Back in reality, we learn that our own world's oldest musical instruments have been pieced together from bits of ivory and bone found in a cave in Germany. As the legacy of our vanished ancestors, this certainly compares to Picard's discovery.

Dated to between 35,000 and 40,000 years ago, these flutes, or at least replicas of them, can actually be played, emitting into the modern air tones that have not been heard since humans hunted mammoths in a glaciated Europe. Fascinatingly, they approximate the same pentatonic scale still used tens of thousands of years later in the Orient, and which can be played using only two fingers of each hand.

What melodies they played and how they were used remains a mystery. We can only speculate that the music may have resembled that of the indigenous peoples of Africa, Australia, or the Americas, and that singing and dancing may have been done to it. How wonderful it is to see those instinctual activities still alive and thriving in human societies today, and to realize how fundamental they are to our humanity.

The discovery shows that music goes back at least as far as language, and may even have preceded it. A recent PBS documentary titled "The Music Instinct" mentions the idea that Neanderthals (who preceded the flute-making modern humans) may have sung to communicate, even though they never developed a true language. I imagine this being comparable to the way we modulate our grunts to say "uh-huh" (yes) or "uh-uh" (no) -- or even "uh-oh" (whoops) or "mm-MM-mm" (I don't know).

Taking this a bit further, some naturalists look at the "musical" activities of creatures like whales and birds to show that the modulation of sound has a history that likely goes back for many millions of years. Used to attract mates, to warn of danger, or just to stay in touch with other members of a flock or family group, the making of sounds has long held a big survival value, which is how such capabilities evolve.

And when it comes to dance, you have probably already seen the video of the dancing cockatoo that has been making the rounds online and on TV. (If not, just look for it on YouTube. I'm not going to post the one millionth link to the thing.) This bird, like others who have been similarly tested, clearly enjoys bobbing and stepping to a rhythmic beat -- even if it has been created by a different species (us) using technical apparatus.

Which brings us to music as technology...

If language made us human, it also enabled us to improve our tool making ability, and ultimately led to the highly sophisticated machinery of modern life. Among those tools were our earliest musical instruments. And just as language existed for a long time before being written, music existed as a purely oral tradition until relatively recent times. The music of India, for example, is still taught that way even though it is highly evolved, with a rich history that spans many centuries.

It is uncertain how far back musical notation goes, but it appears to be more recent than the written word. Some of the earliest examples appear as markings above the words of a song, much as contemporary guitar chords are sometimes shown between the lines of folk music. (See the photo of a Delphic hymn carved in stone from Greece.) Experts have managed to decipher the notes and durations and to reproduce a few poignant scraps of ancient melody -- all that remains of the musical legacy of vanished civilizations.

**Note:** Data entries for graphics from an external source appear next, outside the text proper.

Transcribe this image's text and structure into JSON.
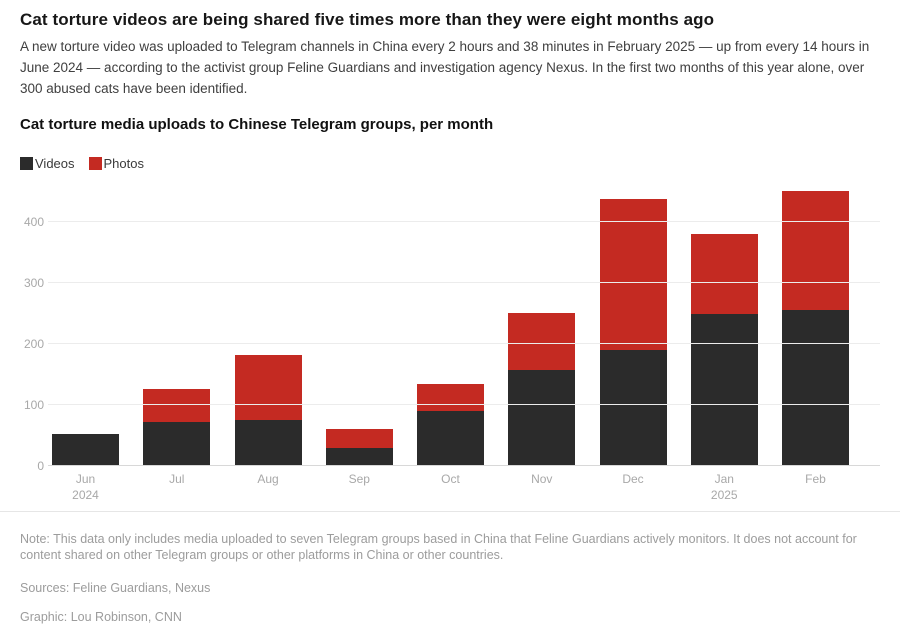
{
  "header": {
    "title": "Cat torture videos are being shared five times more than they were eight months ago",
    "subtitle": "A new torture video was uploaded to Telegram channels in China every 2 hours and 38 minutes in February 2025 — up from every 14 hours in June 2024 — according to the activist group Feline Guardians and investigation agency Nexus. In the first two months of this year alone, over 300 abused cats have been identified."
  },
  "chart": {
    "title": "Cat torture media uploads to Chinese Telegram groups, per month"
  },
  "chart_data": {
    "type": "bar",
    "stacked": true,
    "title": "Cat torture media uploads to Chinese Telegram groups, per month",
    "categories": [
      "Jun",
      "Jul",
      "Aug",
      "Sep",
      "Oct",
      "Nov",
      "Dec",
      "Jan",
      "Feb"
    ],
    "category_sublabels": [
      "2024",
      "",
      "",
      "",
      "",
      "",
      "",
      "2025",
      ""
    ],
    "series": [
      {
        "name": "Videos",
        "color": "#2b2b2b",
        "values": [
          50,
          70,
          73,
          28,
          88,
          155,
          188,
          248,
          255
        ]
      },
      {
        "name": "Photos",
        "color": "#c42a22",
        "values": [
          0,
          55,
          107,
          31,
          45,
          95,
          249,
          131,
          195
        ]
      }
    ],
    "totals": [
      50,
      125,
      180,
      59,
      133,
      250,
      437,
      379,
      450
    ],
    "xlabel": "",
    "ylabel": "",
    "ylim": [
      0,
      470
    ],
    "yticks": [
      0,
      100,
      200,
      300,
      400
    ],
    "grid": true,
    "legend_position": "top-left",
    "colors": {
      "videos": "#2b2b2b",
      "photos": "#c42a22",
      "grid": "#ececec",
      "axis_text": "#a8a8a8"
    }
  },
  "footer": {
    "note": "Note: This data only includes media uploaded to seven Telegram groups based in China that Feline Guardians actively monitors. It does not account for content shared on other Telegram groups or other platforms in China or other countries.",
    "sources": "Sources: Feline Guardians, Nexus",
    "graphic": "Graphic: Lou Robinson, CNN"
  }
}
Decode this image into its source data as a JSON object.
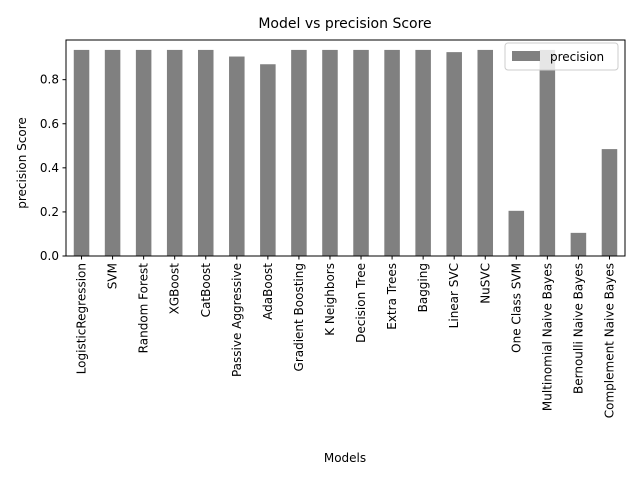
{
  "chart_data": {
    "type": "bar",
    "title": "Model vs precision Score",
    "xlabel": "Models",
    "ylabel": "precision Score",
    "categories": [
      "LogisticRegression",
      "SVM",
      "Random Forest",
      "XGBoost",
      "CatBoost",
      "Passive Aggressive",
      "AdaBoost",
      "Gradient Boosting",
      "K Neighbors",
      "Decision Tree",
      "Extra Trees",
      "Bagging",
      "Linear SVC",
      "NuSVC",
      "One Class SVM",
      "Multinomial Naive Bayes",
      "Bernoulli Naive Bayes",
      "Complement Naive Bayes"
    ],
    "series": [
      {
        "name": "precision",
        "color": "#808080",
        "values": [
          0.935,
          0.935,
          0.935,
          0.935,
          0.935,
          0.905,
          0.87,
          0.935,
          0.935,
          0.935,
          0.935,
          0.935,
          0.925,
          0.935,
          0.205,
          0.935,
          0.105,
          0.485
        ]
      }
    ],
    "ylim": [
      0,
      0.98
    ],
    "yticks": [
      0.0,
      0.2,
      0.4,
      0.6,
      0.8
    ],
    "yticklabels": [
      "0.0",
      "0.2",
      "0.4",
      "0.6",
      "0.8"
    ],
    "legend": {
      "position": "top-right",
      "labels": [
        "precision"
      ]
    },
    "grid": false
  }
}
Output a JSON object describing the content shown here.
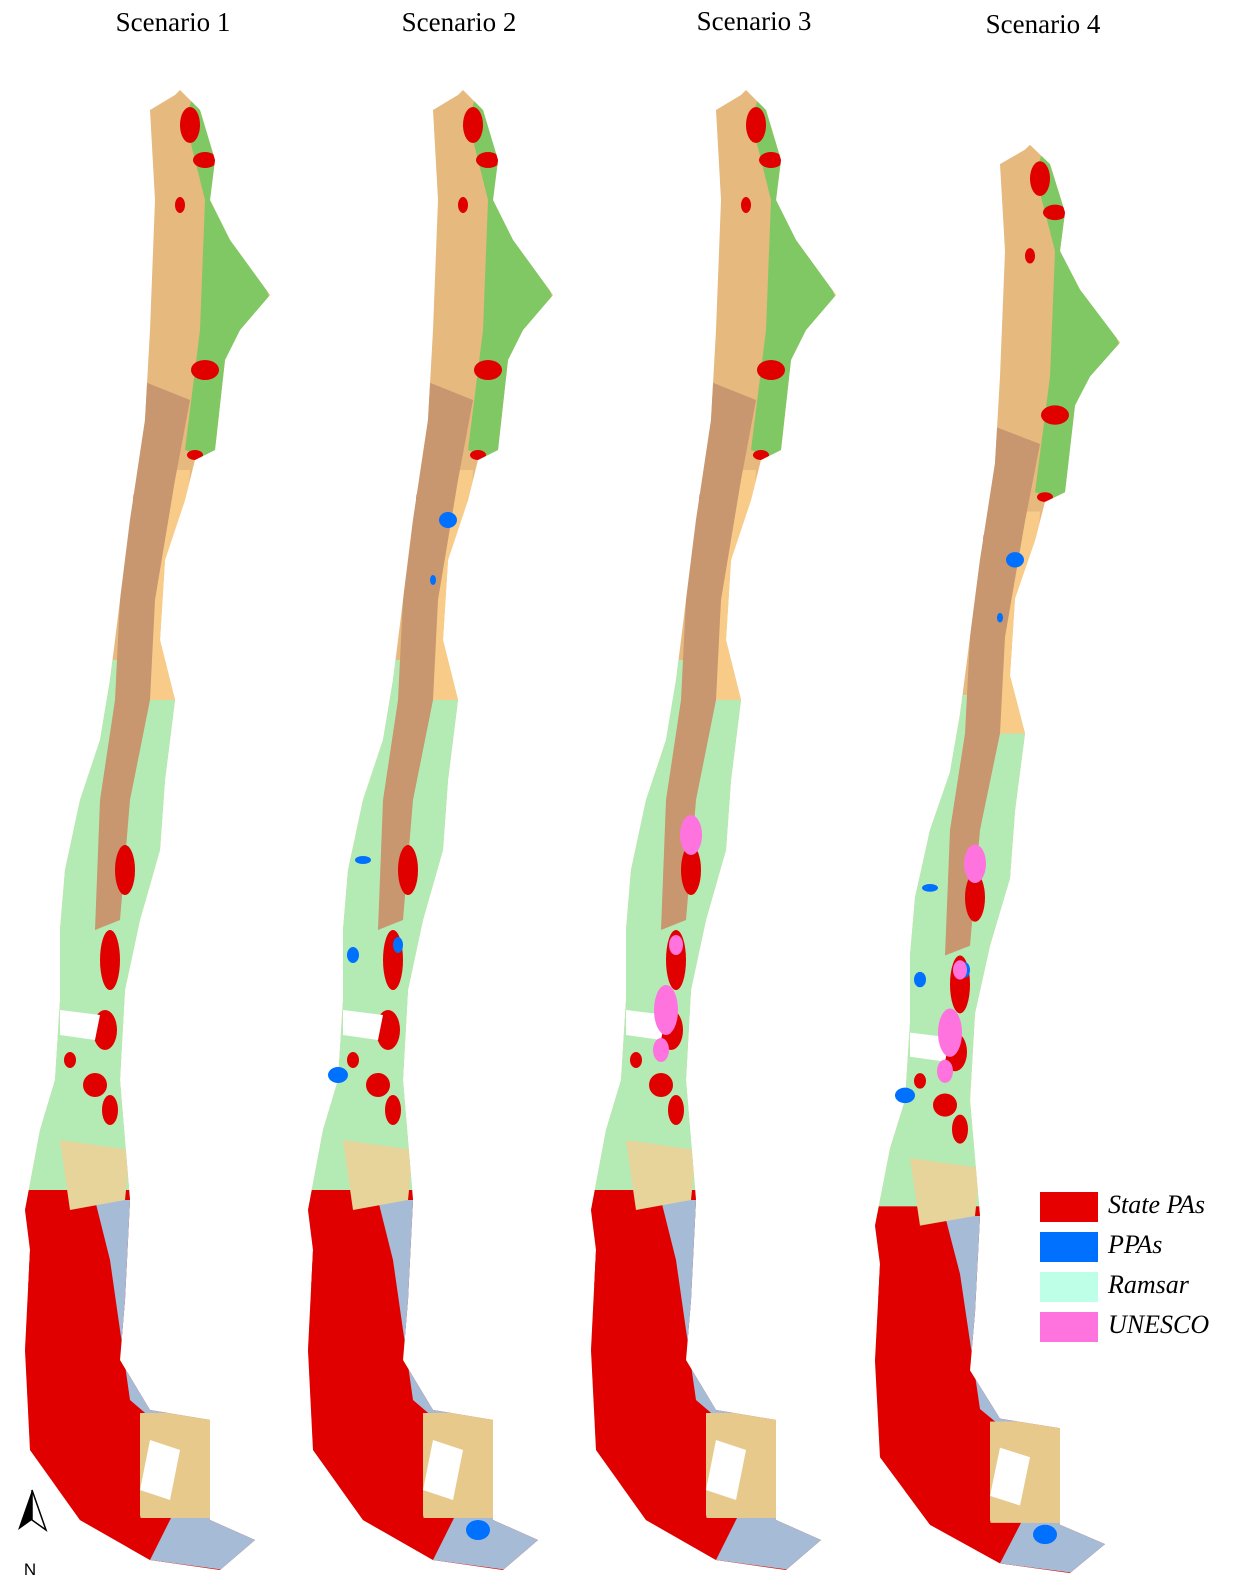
{
  "titles": [
    "Scenario 1",
    "Scenario 2",
    "Scenario 3",
    "Scenario 4"
  ],
  "legend": [
    {
      "label": "State PAs",
      "color": "#e60000"
    },
    {
      "label": "PPAs",
      "color": "#0070ff"
    },
    {
      "label": "Ramsar",
      "color": "#beffe8"
    },
    {
      "label": "UNESCO",
      "color": "#ff73df"
    }
  ],
  "north": "N"
}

Our modern notation evolved along with our scales, tonal system, and theories of harmony. It would be hard to see how things could have developed this far without the ability to write it down and pass it along. Just try to imagine getting an orchestra to play Beethoven with words alone.

But our musical technology has gone far beyond that, leading to the creation of new instruments, and to the recording and reproduction of the sounds we make. Now musicians can learn from not only the written notes left behind by those who have gone before, but by listening to all the nuances of their performances. It amounts to a new kind of oral -- or aural -- tradition laid on top of the traditions of the past.

So how far back does our musical heritage go? According to Brian Green, author of The Elegant Universe, if the String Theory of physics is correct, then the most basic particles that compose the universe can all be thought of as vibrating in a cosmic harmony. Perhaps "in the beginning was the Word," but right after that was Music.